Ice and anti-inflammatory medications may help in alleviating inflammation. Patient education and activity modification are crucial to successful treatment. Any activity that requires repeated knee flexion and extension is prohibited. During treatment, the patient may swim to maintain cardiovascular fitness.
As the acute inflammation diminishes, the patient should begin a stretching regimen that focuses on the iliotibial band as well as the hip flexors and plantar flexors. Running should be resumed only after the patient is able to perform all of the strength exercises without pain. The return to running should be gradual, starting at an easy pace on a level surface. If the patient is able to tolerate this type of running without pain, mileage can be increased slowly.
Iliotibial band injection should be considered in patients who do not respond to conservative management. The injection involves infiltration of local anaesthetic and steroid in the lateral femoral condyle area deep to the iliotibial tract to target the bursa. The injection is usually performed under ultrasound guidance, which allows visualization of surrounding structures.
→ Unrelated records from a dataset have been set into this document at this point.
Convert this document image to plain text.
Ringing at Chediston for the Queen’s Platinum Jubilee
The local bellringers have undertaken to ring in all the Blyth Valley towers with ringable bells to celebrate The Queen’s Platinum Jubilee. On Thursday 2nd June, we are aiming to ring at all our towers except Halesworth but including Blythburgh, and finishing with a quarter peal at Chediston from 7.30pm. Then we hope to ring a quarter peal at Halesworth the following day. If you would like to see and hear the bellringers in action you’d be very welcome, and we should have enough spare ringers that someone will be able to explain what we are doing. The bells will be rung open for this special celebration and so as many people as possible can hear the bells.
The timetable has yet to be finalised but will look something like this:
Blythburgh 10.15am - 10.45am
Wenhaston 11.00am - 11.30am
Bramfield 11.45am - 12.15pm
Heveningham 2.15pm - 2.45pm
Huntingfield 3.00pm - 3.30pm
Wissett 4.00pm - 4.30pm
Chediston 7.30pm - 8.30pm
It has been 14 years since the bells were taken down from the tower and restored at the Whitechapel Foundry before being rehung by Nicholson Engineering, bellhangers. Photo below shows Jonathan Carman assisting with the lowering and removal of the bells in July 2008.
Pulsed radio frequency treatment may be effective in patients who get short term benefit from injection of local anaesthetic and steroid.
Platelet-rich plasma (PRP) is a concentrate of platelets derived from the patient’s own blood and is known to contain a high content of growth factors that have the potential to enhance the healing process of the tendon. A blood sample is taken and centrifuged to extract the plasma content, and the blood is then re-injected in to the iliotibial band bursa.